Despite decoding FLAC -0 is 22% faster than -8 but encoder LAME  is 15x slower than decoding FLAC that's why all speed benefit of -0 is masked only to speed boost  +1.12%.

Time for a new lossless codec comparision?

Reply #21
Also It's usefull to see that encoding from FLAC -8 to LAME is only 1.12% slower than from FLAC -0. There are a lot of bottlenecks like HDD, RAM etc in real encoding scenarios.


Because of that, I worked from a ramdisk, to eliminate the harddisk as a bottleneck. Indeed, in real scenario's they'll influence encoding, but as eveyone has a different harddisk and a different processor, I'll focus on CPU power, not on harddisk usage.

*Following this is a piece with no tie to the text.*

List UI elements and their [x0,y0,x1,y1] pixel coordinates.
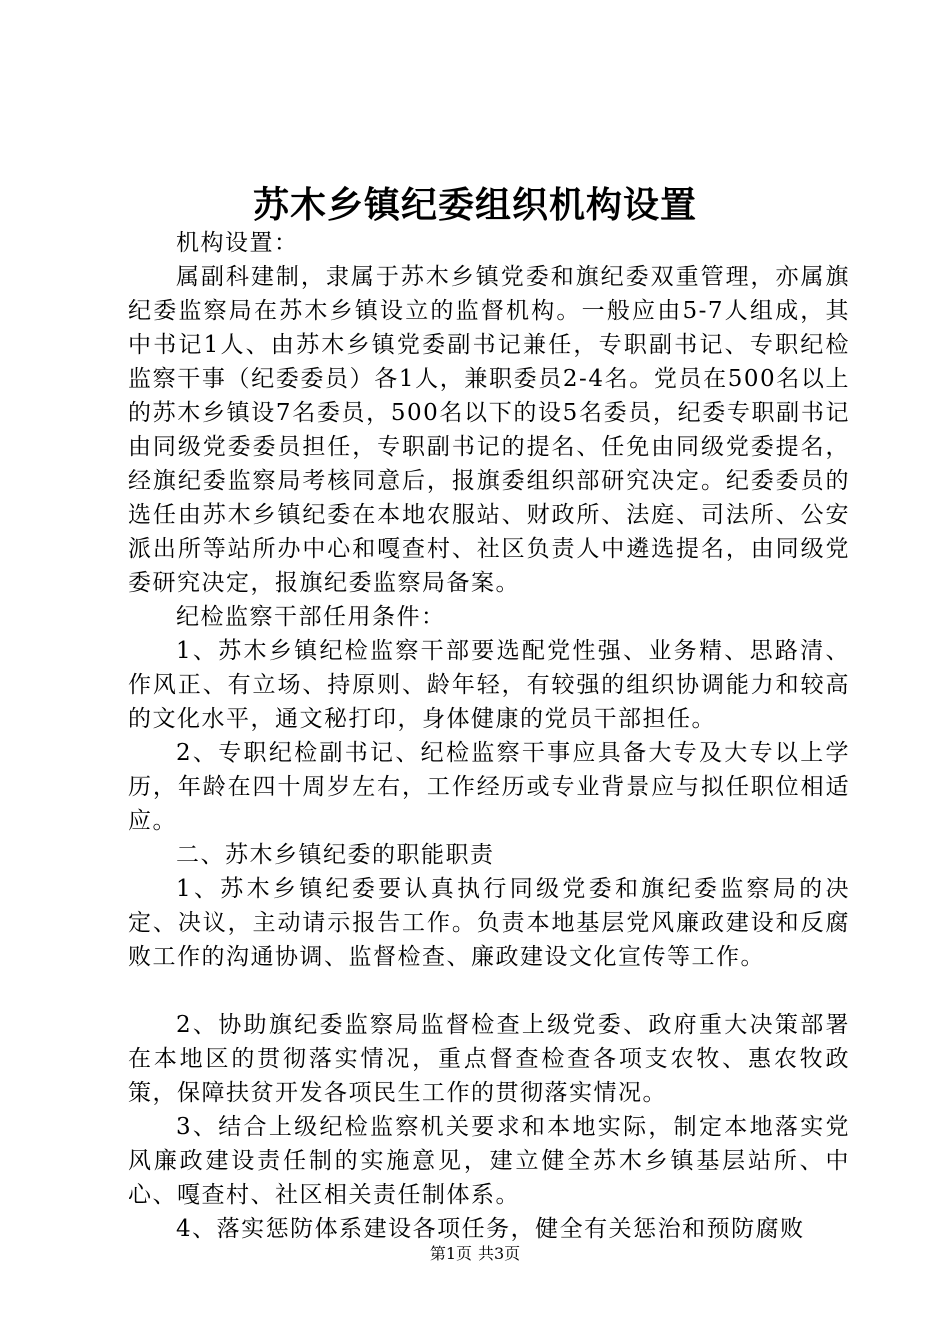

My first graphs are ready  They're based on the results of the first 2 sets of testtracks. Now the question is: what should I do to enhance readability (or is it clear enough?) The graphs are created with JpGraph, many thanks to the authors of this marvelous piece of software ^^

Edit: Removed, see http://www.icer.nl/losslesstest for the current results
Music: sounds arranged such that they construct feelings.

Time for a new lossless codec comparision?

Reply #22
- Nine Inch Nails - The Slip (24-bit/96kHz)

Out of curiosity, why use this version of the track? Wasn't it shown previously that the 24/96 files were the same as 16/48 with padding?

Time for a new lossless codec comparision?

Reply #23
... Now the question is: what should I do to enhance readability (or is it clear enough?) ...

It took me a small amount of time to realize what the axes mean. So I'd prefer to explicitly refer to compression ratio and speed.
I'd prefer to give the compression ratio in percent.
I prefer the linear scale of the speed axis. Reader's emotions and speed facts are more in line this way. I'd accept the disadvantage that the very slow codecs are shown with restricted precision this way.
lame3995o -Q1.7 --lowpass 17

Time for a new lossless codec comparision?

Reply #24
Agreed. Please label the axes. I assume the horizontal axis stands for speed and the vertical for compression ratio?

Also, speaking of ratios in percent, for better comparison, I suggest normalizing the speed axis to the results of the Shorten codec (since that's a classic reference, so to speak) and then to format it in percent as well, i.e. Shorten itself gets 100%, the fastest Flac mode gets nearly 200%, etc.

By the way, thanks for the nice work so far!

Chris
If I don't reply to your reply, it means I agree with you.